We’ve launched legal action on behalf of Environmental Advocacy in Central Queensland (EnvA-CQ) over a dangerous new coal seam gas project that could damage community groundwater, fuel climate change, jeopardise human rights and harm threatened wildlife.
Blue Energy was approved by the Queensland Government to install up to 530 new coal seam gas wells in Central Queensland’s Bowen Basin – without a thorough assessment of the project’s environmental impacts.
That’s why our client is taking legal action stop this harmful project. Our lawyers will argue in the Land Court of Queensland on behalf of our client that the project should be refused due to its unacceptable risks.
Risks to groundwater
Blue Energy will drill to a depth of almost 1.2km, penetrating and potentially contaminating or draining several freshwater aquifers. The company’s own modelling shows more than 19 billion litres of water will be extracted over the two-decade life of this proposed gasfield.
Our client is concerned that the groundwater modelling was inadequate and that there is not enough information to determine the real impacts on the local landholders that rely on their bores for water supply or the Lake Elphistone nationally important wetland.
On our big dry continent, water is more precious than short-term profits from gas.
Threats to wildlife
The gasfield is earmarked for the Brigalow Belt – a region of acacia-wooded grassland that provides habitat for threatened greater gliders, koalas, and other animals.
Blue Energy plans to install about 700km of roads and pipelines that may fragment bushland and degrade wildlife habitat. Habitat destruction is the greatest threat to our imperilled native animals.
Our lawyers will argue in court that that the approval fails to manage the risk that the gasfield poses to threatened species and should therefore be overturned.
Driving climate change and the disasters it fuels
Blue Energy’s CSG project may directly and indirectly emit at least 5 million tonnes of CO2 equivalent over its lifetime – more than a year’s emissions from one million petrol-powered passenger vehicles, with potential this figure could be much higher.
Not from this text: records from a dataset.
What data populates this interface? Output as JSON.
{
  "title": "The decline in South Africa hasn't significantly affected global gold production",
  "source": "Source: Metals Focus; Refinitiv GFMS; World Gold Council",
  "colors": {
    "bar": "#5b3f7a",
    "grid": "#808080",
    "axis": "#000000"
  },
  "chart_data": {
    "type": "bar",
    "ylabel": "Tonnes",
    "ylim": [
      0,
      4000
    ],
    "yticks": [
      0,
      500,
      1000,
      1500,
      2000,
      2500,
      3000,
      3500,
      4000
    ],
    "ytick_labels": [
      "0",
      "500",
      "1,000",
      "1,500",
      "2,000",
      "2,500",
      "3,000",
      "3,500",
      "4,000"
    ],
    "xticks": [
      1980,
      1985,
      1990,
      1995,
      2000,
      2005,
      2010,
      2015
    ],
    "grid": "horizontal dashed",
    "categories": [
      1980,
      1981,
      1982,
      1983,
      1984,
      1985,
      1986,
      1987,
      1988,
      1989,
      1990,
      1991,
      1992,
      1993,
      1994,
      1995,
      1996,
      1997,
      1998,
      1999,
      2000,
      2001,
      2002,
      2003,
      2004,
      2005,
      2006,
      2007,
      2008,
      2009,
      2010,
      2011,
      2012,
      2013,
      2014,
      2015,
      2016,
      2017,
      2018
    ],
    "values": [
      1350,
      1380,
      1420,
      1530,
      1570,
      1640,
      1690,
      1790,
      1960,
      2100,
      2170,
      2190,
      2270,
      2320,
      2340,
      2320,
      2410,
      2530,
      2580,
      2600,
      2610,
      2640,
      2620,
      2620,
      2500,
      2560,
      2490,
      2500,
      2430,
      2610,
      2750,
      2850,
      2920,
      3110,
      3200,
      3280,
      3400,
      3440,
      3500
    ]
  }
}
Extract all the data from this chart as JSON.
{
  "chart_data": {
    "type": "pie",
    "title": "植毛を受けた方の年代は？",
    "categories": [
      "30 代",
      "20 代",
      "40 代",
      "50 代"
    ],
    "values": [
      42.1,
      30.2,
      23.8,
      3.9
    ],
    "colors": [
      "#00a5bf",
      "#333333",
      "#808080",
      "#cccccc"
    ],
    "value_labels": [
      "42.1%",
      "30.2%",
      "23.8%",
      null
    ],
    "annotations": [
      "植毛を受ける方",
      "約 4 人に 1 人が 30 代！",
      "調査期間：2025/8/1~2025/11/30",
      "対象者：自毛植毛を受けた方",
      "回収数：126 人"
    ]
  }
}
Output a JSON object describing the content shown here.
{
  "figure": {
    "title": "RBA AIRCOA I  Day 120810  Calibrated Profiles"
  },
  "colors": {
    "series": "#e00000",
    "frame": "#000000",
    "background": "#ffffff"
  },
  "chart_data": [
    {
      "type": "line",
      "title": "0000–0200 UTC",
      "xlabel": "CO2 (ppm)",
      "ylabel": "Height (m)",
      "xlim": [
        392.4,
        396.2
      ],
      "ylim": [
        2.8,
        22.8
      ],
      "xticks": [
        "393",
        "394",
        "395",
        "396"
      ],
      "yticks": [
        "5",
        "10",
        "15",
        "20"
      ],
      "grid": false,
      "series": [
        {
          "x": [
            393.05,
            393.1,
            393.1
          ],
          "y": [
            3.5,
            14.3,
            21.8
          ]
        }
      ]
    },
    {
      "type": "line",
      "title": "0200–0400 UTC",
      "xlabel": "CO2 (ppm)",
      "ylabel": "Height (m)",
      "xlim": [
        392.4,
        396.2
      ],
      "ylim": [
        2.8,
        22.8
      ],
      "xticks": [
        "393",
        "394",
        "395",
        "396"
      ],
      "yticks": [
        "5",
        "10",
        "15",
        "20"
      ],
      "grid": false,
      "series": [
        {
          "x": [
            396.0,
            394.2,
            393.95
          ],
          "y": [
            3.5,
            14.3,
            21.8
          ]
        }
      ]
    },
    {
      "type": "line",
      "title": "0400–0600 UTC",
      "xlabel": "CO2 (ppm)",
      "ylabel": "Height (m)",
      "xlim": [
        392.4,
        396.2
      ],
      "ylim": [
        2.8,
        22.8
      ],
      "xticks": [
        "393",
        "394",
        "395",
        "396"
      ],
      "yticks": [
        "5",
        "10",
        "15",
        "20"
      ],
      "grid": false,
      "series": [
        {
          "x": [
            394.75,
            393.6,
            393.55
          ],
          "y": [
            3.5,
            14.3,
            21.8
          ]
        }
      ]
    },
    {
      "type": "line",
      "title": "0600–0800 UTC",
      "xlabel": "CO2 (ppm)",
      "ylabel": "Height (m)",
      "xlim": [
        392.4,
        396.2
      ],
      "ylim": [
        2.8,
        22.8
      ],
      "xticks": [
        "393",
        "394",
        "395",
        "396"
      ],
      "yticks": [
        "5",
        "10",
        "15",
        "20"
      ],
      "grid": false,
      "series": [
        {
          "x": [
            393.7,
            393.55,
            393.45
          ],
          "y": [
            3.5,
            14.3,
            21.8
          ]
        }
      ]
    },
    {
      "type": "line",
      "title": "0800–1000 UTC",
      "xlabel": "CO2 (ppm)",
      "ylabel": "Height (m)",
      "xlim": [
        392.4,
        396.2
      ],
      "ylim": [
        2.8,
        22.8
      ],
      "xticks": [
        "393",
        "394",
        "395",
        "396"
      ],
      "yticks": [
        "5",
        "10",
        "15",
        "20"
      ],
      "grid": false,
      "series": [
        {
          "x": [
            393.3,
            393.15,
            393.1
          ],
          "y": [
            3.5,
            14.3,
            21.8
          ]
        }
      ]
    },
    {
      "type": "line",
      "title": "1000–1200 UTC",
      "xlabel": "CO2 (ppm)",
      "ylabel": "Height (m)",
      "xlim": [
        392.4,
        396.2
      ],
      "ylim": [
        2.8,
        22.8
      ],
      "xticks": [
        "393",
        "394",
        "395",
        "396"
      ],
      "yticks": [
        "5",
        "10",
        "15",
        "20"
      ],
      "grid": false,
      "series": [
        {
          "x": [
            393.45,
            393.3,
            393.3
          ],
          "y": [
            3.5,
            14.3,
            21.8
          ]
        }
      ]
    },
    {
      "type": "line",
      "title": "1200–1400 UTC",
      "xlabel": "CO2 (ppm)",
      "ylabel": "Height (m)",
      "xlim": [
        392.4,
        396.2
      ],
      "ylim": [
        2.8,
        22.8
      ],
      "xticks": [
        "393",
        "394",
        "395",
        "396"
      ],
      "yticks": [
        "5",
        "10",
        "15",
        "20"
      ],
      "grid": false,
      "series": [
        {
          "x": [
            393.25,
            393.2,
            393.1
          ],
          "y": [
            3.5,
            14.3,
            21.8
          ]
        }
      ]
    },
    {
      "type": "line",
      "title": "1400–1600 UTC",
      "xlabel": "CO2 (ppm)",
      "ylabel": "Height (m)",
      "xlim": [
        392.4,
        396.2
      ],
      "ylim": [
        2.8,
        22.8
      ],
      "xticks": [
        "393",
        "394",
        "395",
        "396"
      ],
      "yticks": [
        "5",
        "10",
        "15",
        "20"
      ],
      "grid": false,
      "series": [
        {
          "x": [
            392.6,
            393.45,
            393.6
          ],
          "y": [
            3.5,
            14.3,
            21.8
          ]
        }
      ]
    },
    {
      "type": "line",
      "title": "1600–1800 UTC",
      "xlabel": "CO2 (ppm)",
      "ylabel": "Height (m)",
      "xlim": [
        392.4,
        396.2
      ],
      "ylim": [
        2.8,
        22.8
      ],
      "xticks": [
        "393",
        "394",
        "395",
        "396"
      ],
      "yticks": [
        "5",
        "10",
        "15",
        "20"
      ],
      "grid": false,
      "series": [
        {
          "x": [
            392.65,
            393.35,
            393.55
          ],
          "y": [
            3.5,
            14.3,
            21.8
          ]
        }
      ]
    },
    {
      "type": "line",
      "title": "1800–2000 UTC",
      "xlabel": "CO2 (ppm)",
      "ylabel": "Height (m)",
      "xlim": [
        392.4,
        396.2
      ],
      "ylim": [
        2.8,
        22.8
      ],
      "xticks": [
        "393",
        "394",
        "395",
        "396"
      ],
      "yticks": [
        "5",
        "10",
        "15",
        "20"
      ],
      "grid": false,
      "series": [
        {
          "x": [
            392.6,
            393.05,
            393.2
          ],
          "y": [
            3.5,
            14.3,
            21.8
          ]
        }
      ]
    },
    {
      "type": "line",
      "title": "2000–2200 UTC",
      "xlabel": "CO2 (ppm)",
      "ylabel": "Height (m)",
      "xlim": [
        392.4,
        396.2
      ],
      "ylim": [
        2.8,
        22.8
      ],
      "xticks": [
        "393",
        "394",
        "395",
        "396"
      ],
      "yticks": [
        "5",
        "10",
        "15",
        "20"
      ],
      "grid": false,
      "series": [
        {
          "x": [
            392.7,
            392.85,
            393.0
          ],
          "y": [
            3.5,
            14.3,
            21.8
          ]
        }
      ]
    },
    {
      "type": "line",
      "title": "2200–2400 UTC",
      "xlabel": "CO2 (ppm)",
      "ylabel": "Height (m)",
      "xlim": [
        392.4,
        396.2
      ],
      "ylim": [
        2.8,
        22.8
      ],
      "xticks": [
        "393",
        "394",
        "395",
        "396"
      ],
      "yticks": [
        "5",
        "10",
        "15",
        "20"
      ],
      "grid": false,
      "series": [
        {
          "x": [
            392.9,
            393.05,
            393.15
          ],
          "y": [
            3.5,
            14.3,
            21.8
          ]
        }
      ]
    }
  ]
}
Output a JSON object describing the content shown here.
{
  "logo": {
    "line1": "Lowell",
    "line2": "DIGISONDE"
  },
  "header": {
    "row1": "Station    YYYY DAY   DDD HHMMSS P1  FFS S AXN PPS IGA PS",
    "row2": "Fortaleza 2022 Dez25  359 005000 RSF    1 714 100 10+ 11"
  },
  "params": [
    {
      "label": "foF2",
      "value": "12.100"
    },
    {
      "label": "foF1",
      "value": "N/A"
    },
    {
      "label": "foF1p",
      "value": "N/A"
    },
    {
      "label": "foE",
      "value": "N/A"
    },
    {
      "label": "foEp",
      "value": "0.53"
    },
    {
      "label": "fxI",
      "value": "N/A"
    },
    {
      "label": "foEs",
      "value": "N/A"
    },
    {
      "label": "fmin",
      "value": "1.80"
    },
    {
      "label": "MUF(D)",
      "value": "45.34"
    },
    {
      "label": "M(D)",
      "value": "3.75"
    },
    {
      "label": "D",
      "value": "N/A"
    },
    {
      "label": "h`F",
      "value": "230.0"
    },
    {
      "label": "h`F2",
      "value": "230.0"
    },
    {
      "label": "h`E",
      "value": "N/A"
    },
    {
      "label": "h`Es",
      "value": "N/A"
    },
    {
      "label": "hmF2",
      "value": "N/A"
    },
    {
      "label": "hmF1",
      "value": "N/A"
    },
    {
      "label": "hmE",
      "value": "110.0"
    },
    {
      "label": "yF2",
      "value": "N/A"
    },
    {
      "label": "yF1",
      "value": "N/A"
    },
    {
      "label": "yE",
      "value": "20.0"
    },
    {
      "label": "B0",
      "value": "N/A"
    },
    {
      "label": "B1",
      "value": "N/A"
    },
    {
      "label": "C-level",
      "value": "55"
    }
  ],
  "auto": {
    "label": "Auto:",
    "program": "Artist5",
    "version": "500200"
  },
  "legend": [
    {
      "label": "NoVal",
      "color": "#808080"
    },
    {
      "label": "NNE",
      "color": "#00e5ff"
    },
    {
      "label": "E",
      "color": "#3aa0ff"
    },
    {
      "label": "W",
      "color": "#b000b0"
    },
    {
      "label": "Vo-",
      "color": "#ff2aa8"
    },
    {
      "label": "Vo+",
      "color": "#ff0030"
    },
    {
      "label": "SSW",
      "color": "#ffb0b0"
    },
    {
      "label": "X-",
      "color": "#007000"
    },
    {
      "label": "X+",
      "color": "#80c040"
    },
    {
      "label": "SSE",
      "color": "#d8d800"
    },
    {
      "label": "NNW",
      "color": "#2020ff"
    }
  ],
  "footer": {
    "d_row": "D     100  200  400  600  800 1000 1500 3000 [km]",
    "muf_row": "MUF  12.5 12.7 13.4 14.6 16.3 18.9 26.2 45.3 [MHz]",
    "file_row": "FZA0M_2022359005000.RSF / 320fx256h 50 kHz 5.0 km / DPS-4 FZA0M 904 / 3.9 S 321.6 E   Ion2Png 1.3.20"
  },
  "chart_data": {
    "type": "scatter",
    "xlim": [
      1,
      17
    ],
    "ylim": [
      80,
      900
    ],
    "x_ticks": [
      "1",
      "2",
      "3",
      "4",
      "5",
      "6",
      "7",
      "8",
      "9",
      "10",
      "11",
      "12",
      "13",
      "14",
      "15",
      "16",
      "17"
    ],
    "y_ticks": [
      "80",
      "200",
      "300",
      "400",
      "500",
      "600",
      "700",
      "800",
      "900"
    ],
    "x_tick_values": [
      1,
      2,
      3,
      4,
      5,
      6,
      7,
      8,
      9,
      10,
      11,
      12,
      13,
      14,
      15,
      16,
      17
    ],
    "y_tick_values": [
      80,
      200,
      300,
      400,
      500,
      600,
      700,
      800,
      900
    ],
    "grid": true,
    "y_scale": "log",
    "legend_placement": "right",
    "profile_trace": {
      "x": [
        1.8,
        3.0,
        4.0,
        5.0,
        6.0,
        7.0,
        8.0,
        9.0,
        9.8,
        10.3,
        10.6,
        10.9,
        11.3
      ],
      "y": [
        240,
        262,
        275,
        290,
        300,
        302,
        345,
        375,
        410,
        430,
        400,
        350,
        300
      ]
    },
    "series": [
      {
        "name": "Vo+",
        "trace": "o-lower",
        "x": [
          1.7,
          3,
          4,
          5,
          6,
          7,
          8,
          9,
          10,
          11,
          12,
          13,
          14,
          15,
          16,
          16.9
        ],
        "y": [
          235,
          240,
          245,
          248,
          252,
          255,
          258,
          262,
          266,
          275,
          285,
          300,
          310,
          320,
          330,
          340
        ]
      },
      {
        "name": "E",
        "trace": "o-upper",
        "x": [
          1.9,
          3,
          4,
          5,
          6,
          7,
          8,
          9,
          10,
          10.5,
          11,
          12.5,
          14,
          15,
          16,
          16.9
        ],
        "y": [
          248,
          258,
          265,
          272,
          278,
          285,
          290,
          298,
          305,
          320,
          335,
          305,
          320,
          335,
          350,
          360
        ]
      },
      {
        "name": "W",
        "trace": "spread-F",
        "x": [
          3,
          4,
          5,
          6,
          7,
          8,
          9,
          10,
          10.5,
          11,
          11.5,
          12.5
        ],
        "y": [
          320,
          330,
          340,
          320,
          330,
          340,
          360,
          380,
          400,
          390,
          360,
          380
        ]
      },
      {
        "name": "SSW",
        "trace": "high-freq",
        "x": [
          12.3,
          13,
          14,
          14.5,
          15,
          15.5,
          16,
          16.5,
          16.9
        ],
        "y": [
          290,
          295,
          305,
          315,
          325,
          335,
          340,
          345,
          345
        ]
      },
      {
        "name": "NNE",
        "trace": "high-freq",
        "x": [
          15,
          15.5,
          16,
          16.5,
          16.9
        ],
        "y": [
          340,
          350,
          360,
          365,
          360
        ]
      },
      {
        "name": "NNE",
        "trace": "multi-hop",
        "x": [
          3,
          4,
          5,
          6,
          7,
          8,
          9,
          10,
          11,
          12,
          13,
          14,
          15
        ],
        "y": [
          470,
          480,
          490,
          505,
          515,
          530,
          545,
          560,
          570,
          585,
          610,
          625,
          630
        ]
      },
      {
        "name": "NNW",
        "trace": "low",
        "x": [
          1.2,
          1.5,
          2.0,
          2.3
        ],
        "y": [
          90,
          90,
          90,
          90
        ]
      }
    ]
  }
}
Groundbreaking footage recently captured by ACF shows massive plumes of unreported methane emissions erupting from coal seam gas projects across Southern Queensland.
Methane is a powerful greenhouse gas with more than 80 times the global heating impact of CO2 over a 20-year period when released into the atmosphere.
Methane emissions have been poorly regulated in Queensland for decades, with limited understanding of the quantity of emissions currently being released from existing fossil fuel projects. Our client is concerned that approving even more methane emitting projects inappropriately threatens to increase dangerous climate change.
This is truly the critical decade for tackling climate change. Blue Energy’s gasfield flies in the face of the latest IPCC report, which makes it clear no new fossil fuel projects can be opened if we are to have a liveable planet.
Human rights jeopardised by the climate emergency
Our client will also argue that Blue Energy’s gasfield infringes on a number of rights under Queensland’s Human Rights Act – including the right to life, the protection of children and the right to culture – by contributing to worsening climate change.
Last November, EDO clients Youth Verdict and the Bimblebox Alliance won their historic legal challenge when the Land Court of Queensland found Clive Palmer’s proposed coal mine would unjustifiably limit the human rights of Queenslanders and First Nations Peoples.
Their victory paved the way for more legal challenges to fossil fuel projects on human rights grounds.
If our case is successful, the court will overturn the approval for Blue Energy’s gasfield and the project will not be allowed to go ahead.